Publié le par Alexandre Anizy

Après la votation suisse contre les minarets, la crapule écolo-libérale Daniel Cohn-Bendit a récidivé dans sa hargne « anti-démocratie » lors d’un entretien au Temps le 2 décembre :

« Je suis pour une démocratie directe « encadrée » par une Constitution qui ne permette pas de voter sur n’importe quoi. »

Après la « démocratie représentative », Cohn-Bendit nous offre donc un nouveau concept : la « démocratie directe encadrée ». S’il dit par quoi (mais une démocratie n’est-elle pas toujours régie par une Constitution ?), nous ignorons tout du « par qui ? ».

Mais on peut deviner en lisant la suite du propos :

« La priorité de l’élite politique suisse hostile à ce vote doit être de remobiliser la population en vue d’un nouveau référendum. (…) Capituler devant cette angoisse populaire serait une défaite pour tous les démocrates. (…) La Suisse ne doit pas se laisser ligoter par cette décision populaire jusqu’à la fin des temps. »

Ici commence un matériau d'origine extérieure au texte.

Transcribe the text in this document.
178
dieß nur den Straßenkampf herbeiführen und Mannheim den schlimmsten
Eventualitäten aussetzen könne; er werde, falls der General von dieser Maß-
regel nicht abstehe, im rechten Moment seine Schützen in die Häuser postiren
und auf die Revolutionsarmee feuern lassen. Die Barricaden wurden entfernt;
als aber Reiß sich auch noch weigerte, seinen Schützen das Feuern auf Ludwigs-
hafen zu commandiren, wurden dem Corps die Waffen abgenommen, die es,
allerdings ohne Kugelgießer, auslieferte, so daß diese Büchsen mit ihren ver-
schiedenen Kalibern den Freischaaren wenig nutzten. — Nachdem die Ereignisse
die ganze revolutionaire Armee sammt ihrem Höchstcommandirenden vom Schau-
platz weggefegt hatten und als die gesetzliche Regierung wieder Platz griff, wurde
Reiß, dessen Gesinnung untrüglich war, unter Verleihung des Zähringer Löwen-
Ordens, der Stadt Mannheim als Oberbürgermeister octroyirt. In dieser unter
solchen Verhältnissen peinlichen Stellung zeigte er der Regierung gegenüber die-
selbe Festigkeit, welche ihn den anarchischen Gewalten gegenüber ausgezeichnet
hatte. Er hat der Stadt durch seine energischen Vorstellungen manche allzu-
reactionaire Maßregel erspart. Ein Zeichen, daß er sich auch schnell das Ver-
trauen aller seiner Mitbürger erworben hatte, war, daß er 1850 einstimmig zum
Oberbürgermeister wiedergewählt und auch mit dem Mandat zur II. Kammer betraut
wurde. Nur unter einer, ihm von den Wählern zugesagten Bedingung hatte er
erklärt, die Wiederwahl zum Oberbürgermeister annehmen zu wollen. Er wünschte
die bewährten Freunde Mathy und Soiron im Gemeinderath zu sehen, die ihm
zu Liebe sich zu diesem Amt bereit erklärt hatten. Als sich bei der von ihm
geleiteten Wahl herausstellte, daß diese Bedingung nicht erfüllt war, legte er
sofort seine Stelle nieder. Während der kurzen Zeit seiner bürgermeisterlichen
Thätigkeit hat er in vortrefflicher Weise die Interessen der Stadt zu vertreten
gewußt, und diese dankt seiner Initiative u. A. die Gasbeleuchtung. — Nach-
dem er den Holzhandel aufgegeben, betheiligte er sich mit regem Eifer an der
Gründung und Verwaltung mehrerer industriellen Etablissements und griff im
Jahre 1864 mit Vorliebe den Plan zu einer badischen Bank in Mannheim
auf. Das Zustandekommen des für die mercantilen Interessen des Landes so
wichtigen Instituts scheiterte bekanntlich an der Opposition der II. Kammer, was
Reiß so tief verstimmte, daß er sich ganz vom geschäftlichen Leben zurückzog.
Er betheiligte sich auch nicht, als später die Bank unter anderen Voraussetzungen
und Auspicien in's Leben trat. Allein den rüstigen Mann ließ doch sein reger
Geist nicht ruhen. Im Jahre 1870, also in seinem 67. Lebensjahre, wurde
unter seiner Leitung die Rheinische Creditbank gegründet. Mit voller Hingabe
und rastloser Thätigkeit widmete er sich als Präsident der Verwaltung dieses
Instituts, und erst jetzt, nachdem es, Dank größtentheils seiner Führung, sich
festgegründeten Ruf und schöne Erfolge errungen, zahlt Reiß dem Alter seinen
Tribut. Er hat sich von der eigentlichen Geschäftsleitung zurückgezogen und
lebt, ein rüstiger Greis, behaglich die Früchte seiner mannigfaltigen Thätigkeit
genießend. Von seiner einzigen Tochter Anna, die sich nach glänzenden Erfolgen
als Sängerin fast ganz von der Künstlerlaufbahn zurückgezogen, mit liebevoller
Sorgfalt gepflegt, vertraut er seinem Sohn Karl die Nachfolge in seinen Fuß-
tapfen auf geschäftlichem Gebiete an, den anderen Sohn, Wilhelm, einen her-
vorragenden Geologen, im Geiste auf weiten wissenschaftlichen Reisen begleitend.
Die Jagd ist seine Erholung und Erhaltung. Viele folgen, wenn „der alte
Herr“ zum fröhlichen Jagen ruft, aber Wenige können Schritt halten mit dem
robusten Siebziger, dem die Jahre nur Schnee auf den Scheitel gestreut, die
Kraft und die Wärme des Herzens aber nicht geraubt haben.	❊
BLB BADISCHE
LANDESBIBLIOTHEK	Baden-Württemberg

Pour Cohn-Bendit, le schéma est simple : l’élite politique doit faire revoter le peuple quand celui-ci n’a pas répondu dans le bon sens, enfin, celui de l’élite, vous aviez compris … Pourquoi ?

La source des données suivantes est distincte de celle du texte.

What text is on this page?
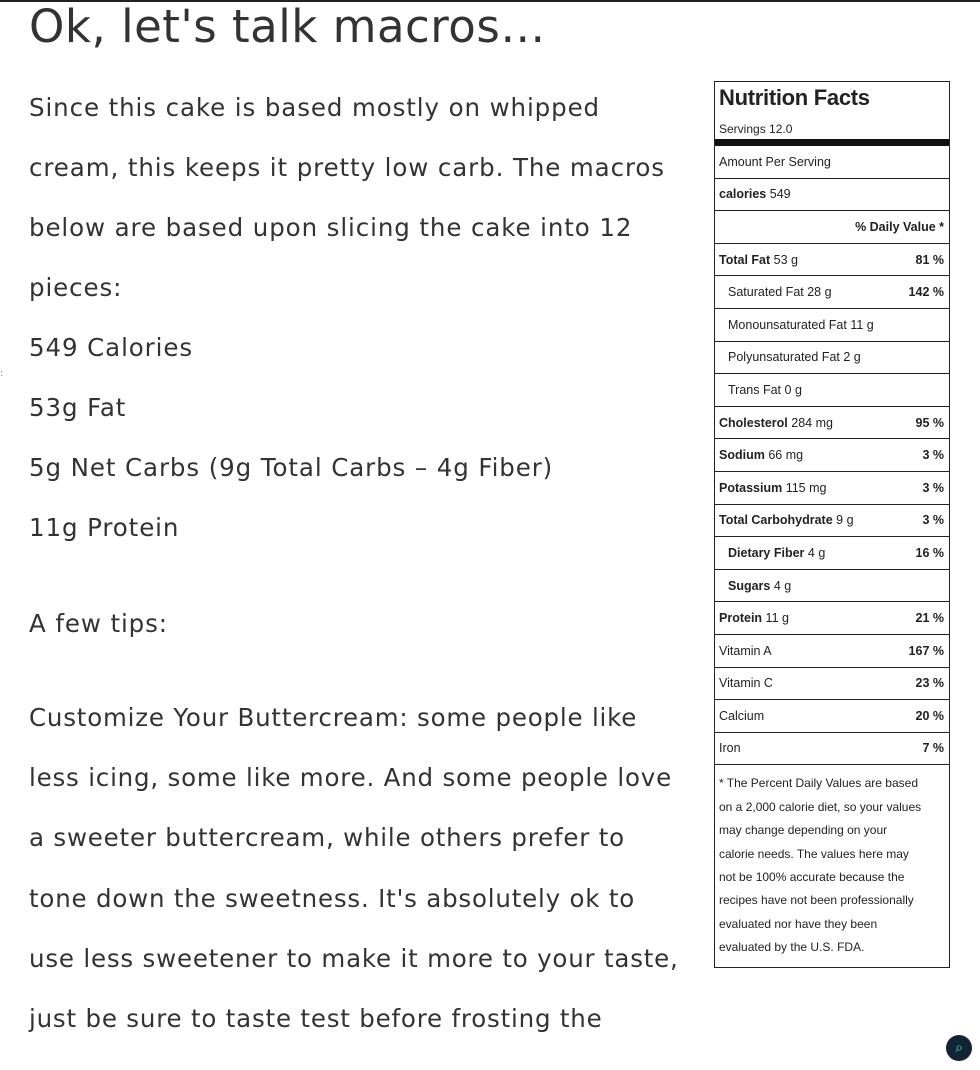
:
Ok, let's talk macros…

Since this cake is based mostly on whipped

cream, this keeps it pretty low carb. The macros

below are based upon slicing the cake into 12

pieces:

549 Calories

53g Fat

5g Net Carbs (9g Total Carbs – 4g Fiber)

11g Protein

A few tips:

Customize Your Buttercream: some people like

less icing, some like more. And some people love

a sweeter buttercream, while others prefer to

tone down the sweetness. It's absolutely ok to

use less sweetener to make it more to your taste,

just be sure to taste test before frosting the

Nutrition Facts
Servings 12.0
Amount Per Serving
calories 549
% Daily Value *
Total Fat 53 g	81 %
Saturated Fat 28 g	142 %
Monounsaturated Fat 11 g
Polyunsaturated Fat 2 g
Trans Fat 0 g
Cholesterol 284 mg	95 %
Sodium 66 mg	3 %
Potassium 115 mg	3 %
Total Carbohydrate 9 g	3 %
Dietary Fiber 4 g	16 %
Sugars 4 g
Protein 11 g	21 %
Vitamin A	167 %
Vitamin C	23 %
Calcium	20 %
Iron	7 %
* The Percent Daily Values are based
on a 2,000 calorie diet, so your values
may change depending on your
calorie needs. The values here may
not be 100% accurate because the
recipes have not been professionally
evaluated nor have they been
evaluated by the U.S. FDA.
⌕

Peut-être parce que l’élite constitue une sorte d’avant-garde de la démocratie (avant-garde, on a déjà entendu cette bonne blague ailleurs, vous souvenez-vous ?), ou bien parce que ce sont des gens inspirés (puisqu’ils savent ce qui est bien ou mal pour le peuple), alors que les populaires réagissent en fonction de leur angoisse, de leurs instincts primaires, vous voyez le genre …

 

Avec le « Non » irlandais, nous avions déjà eu une première coulée anti-démocratique de la crapule écolo-libérale Daniel Cohn-Bendit : voir notre note

http://www.alexandreanizy.com/article-20346686.html

Avec la votation suisse, il récidive en enrichissant son propos : le projet politique anti-démocratique se précise.

 

 

D’aucuns penseront que nous exagérons ou qu’un parti pris fausse notre analyse, mais il se trouve que la philosophe Chantal Delsol, qui a selon nous de mauvaises fréquentations politiques (1), le dit aussi :

« Ce n’est pas le vote suisse qui représente un nouveau missile contre la démocratie, mais les réactions au vote suisse. » ;

« Autrement dit, il y a une voix extérieure et sommitale qui juge ce qu’un peuple décide, et jauge cela à une aune … Laquelle d’ailleurs ? » ;

« Nous voyons s’avancer tout doucement la justification d’un nouveau régime : une oligarchie. Elle ne fera pas tomber les démocraties par quelque révolution démodée. Elle agira sournoisement, comme elle a déjà commencé à le faire. ».

 

A notre avis, la crapule écolo-libérale Daniel Cohn-Bendit joue bien son rôle au sein du club anti-démocratique. 

 

 

Alexandre Anizy

 

 

(1) : Chantal Delsol est l’épouse du politicien Charles Millon.